EVERETT — The man’s been called John Doe for 36 years.
His remains were found near Everett on January 3, 1979.
Now the Snohomish County Sheriff’s Office is launching a new effort to identify the man — and others in cold cases involving unidentified human remains.
There is no reason to believe there was foul play, detective Jim Scharf said. The remains were found in the mud flats near the west tip of Spencer Island, between Everett and Marysville.
Also found were a red-and-white plaid shirt, Farah-brand khaki pants, a belt sized 33-34, a pair of laced dress shoes size 8 or 8?½ with “O’Sullivan’s” stamped on bottom of the heel, and a black leather wallet.
There have been great advances in genetic and forensic sciences since he was buried in 1979.
Earlier this year, a Snohomish County judge approved a request to exhume the remains for forensic analysis. That was done in July.
A new bulletin with the man’s description went out to law enforcement last week in hopes of generating tips, Scharf said. Another step will be adding the man’s genetic profile to a national database.
A forensic anthropologist determined the man was between 40 and 70 years old, Scharf said. He was between 5-foot-1 and 5-foot-7 and likely was part white and part American Indian.

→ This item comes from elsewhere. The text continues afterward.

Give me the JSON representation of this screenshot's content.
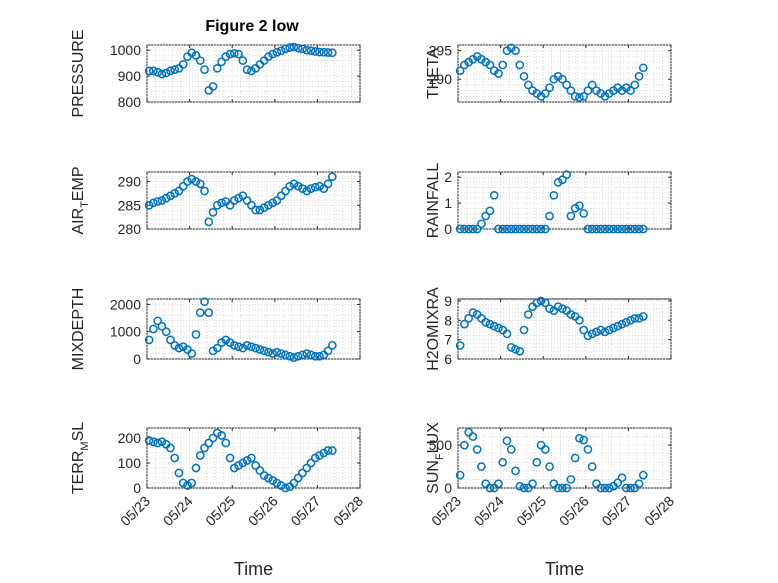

The man had a healed fracture that would have shortened his left leg, so he would have had a noticeable gait. He also had a joint disorder that may have caused clicking sounds when he moved his jaw. He was missing two teeth on the upper left side and had signs of dental work.

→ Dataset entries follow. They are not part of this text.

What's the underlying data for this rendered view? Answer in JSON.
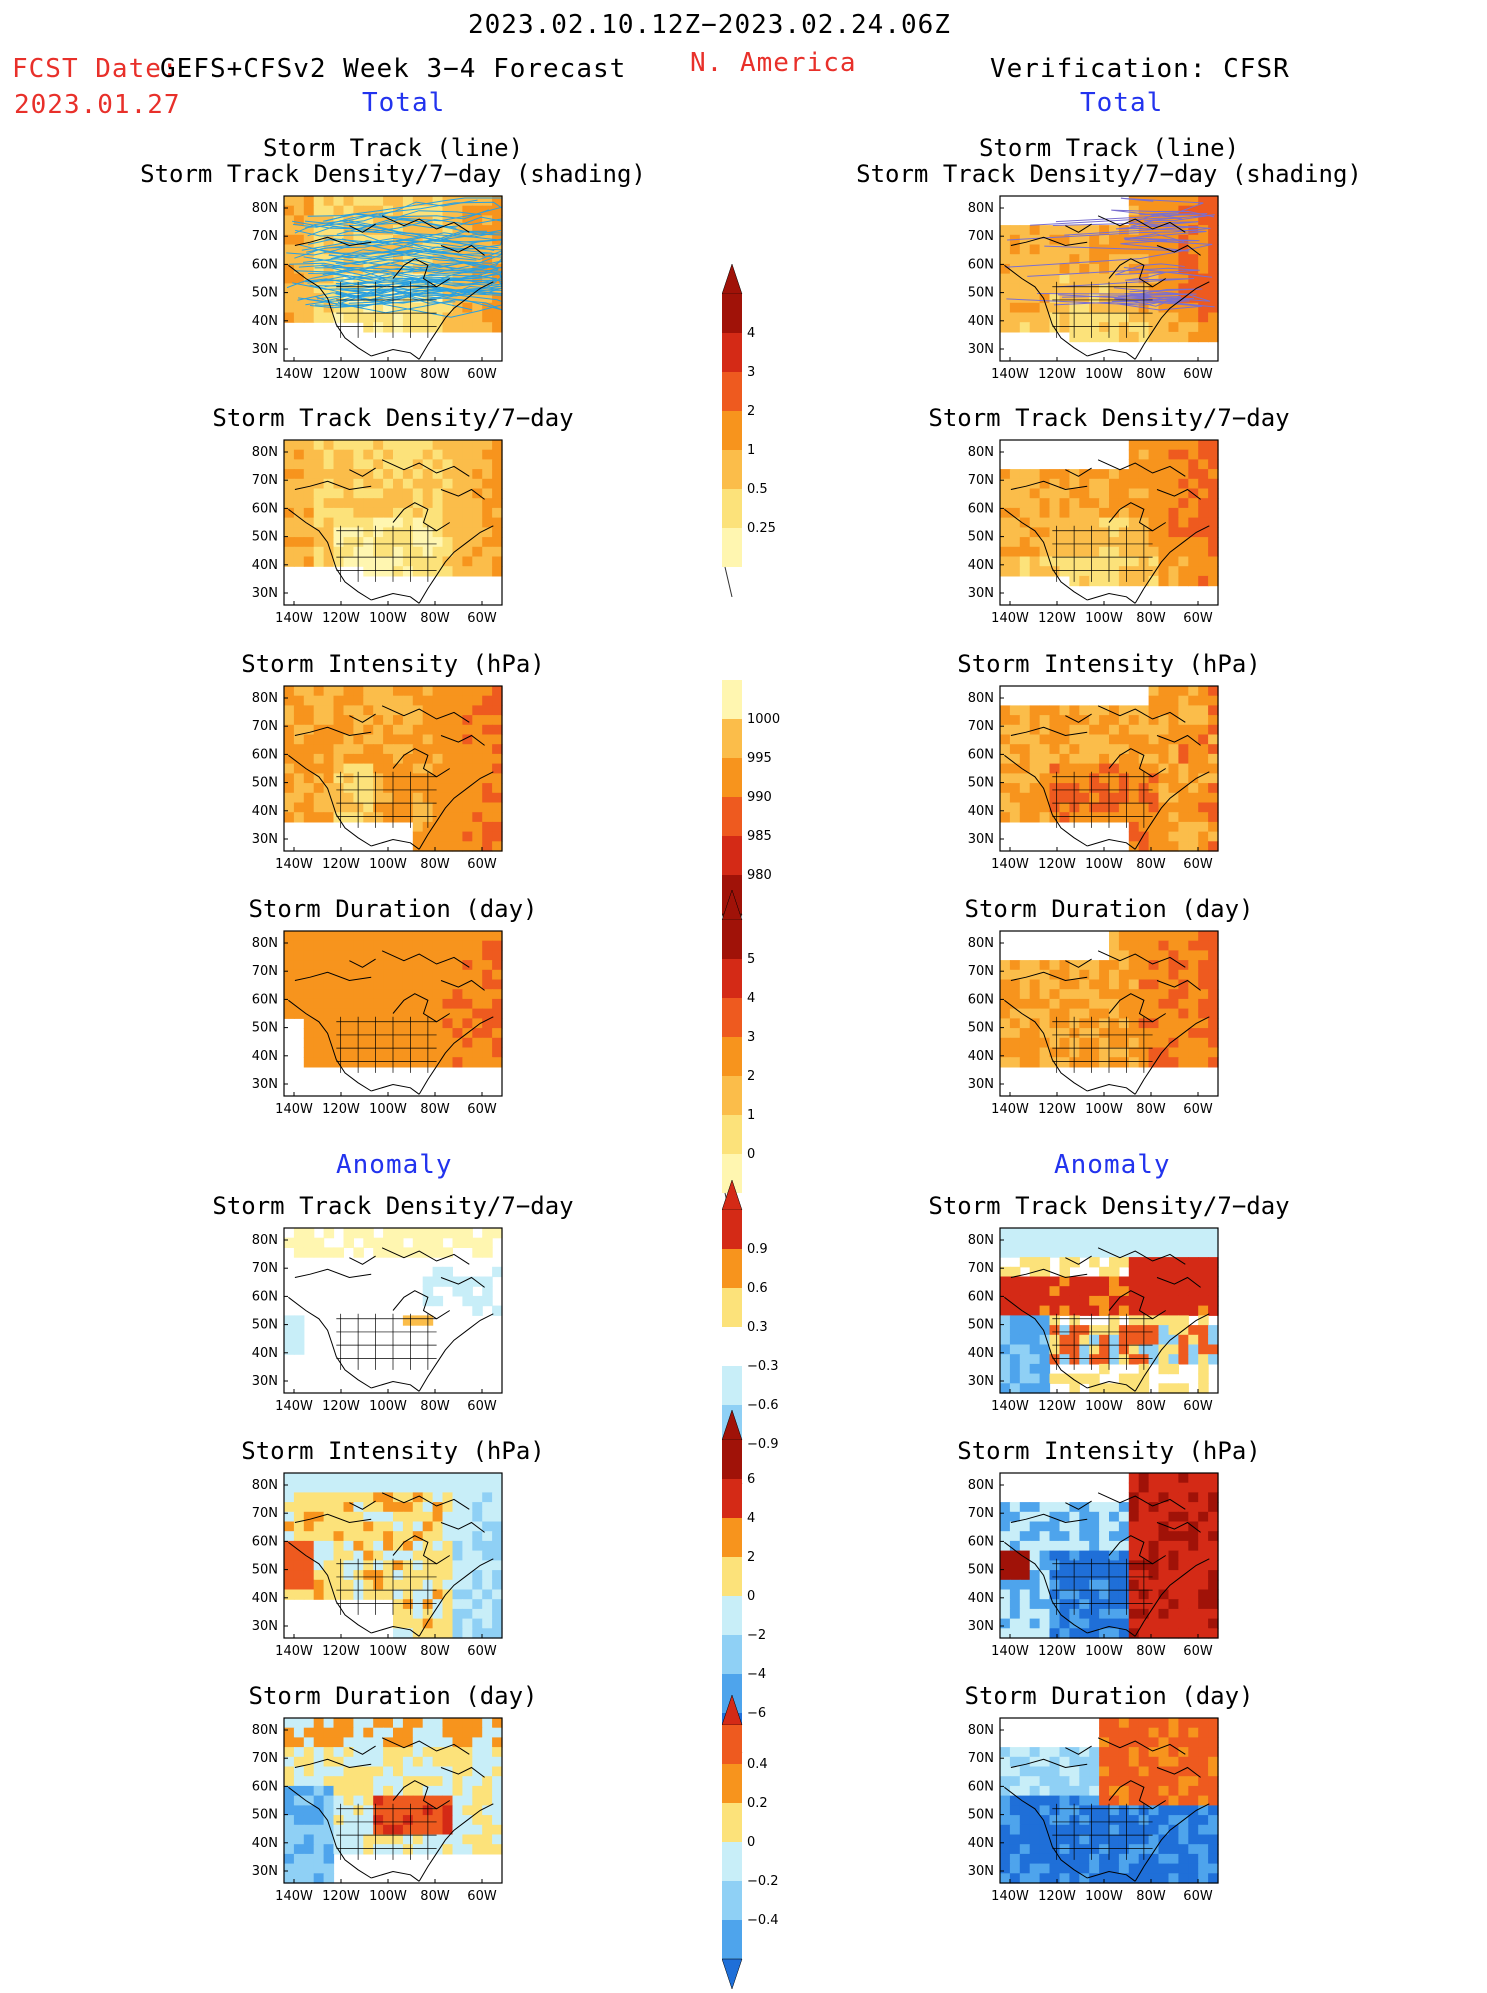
{
  "header": {
    "date_range": "2023.02.10.12Z−2023.02.24.06Z",
    "fcst_label": "FCST Date:",
    "fcst_model": "GEFS+CFSv2 Week 3−4 Forecast",
    "fcst_date": "2023.01.27",
    "region": "N. America",
    "verification": "Verification: CFSR"
  },
  "sections": {
    "total": "Total",
    "anomaly": "Anomaly"
  },
  "panel_titles": {
    "track_line": "Storm Track (line)",
    "track_shading": "Storm Track Density/7−day (shading)",
    "density": "Storm Track Density/7−day",
    "intensity": "Storm Intensity (hPa)",
    "duration": "Storm Duration (day)"
  },
  "axes": {
    "lat_labels": [
      "80N",
      "70N",
      "60N",
      "50N",
      "40N",
      "30N"
    ],
    "lon_labels": [
      "140W",
      "120W",
      "100W",
      "80W",
      "60W"
    ]
  },
  "colorbars": {
    "density_total": [
      "4",
      "3",
      "2",
      "1",
      "0.5",
      "0.25"
    ],
    "intensity_total": [
      "1000",
      "995",
      "990",
      "985",
      "980"
    ],
    "duration_total": [
      "5",
      "4",
      "3",
      "2",
      "1",
      "0"
    ],
    "density_anom": [
      "0.9",
      "0.6",
      "0.3",
      "−0.3",
      "−0.6",
      "−0.9"
    ],
    "intensity_anom": [
      "6",
      "4",
      "2",
      "0",
      "−2",
      "−4",
      "−6"
    ],
    "duration_anom": [
      "0.4",
      "0.2",
      "0",
      "−0.2",
      "−0.4"
    ]
  },
  "colors": {
    "title_red": "#e8302a",
    "section_blue": "#2233ee",
    "track_line": "#2aa0e0",
    "cfsr_track_line": "#7a6fd0",
    "pos_scale": [
      "#fff6b0",
      "#fce27a",
      "#fbbd4a",
      "#f7941d",
      "#ee5a1f",
      "#d42a16",
      "#a01208"
    ],
    "neg_scale": [
      "#c8eef8",
      "#8fd0f5",
      "#4ea4ec",
      "#1f6fd8"
    ]
  }
}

Police hope sharing the new details about the man’s appearance may connect the dots for someone who knew him.
Scharf and others at the sheriff’s office have been going through files looking for other cases of unidentified remains going back more than 50 years. The process likely will take several months, and volunteers are part of that effort.
He encourages the families of missing people to make sure the names still are listed with law enforcement. They also should see if they can submit DNA to the national database for potential matches. The best candidates for matches are the siblings, parents and children of the person who is missing, he said.
The medical examiner’s offices in King and Snohomish Counties and the staff at Cypress Lawn Memorial Park in Everett all contributed to the progress so far in the 1979 John Doe case, Scharf said.
“He has some unusual characteristics that should help in finding someone who knew him,” Scharf said. “We hope the public can provide a name for him so we can verify it and give his family some answers after all of these years.”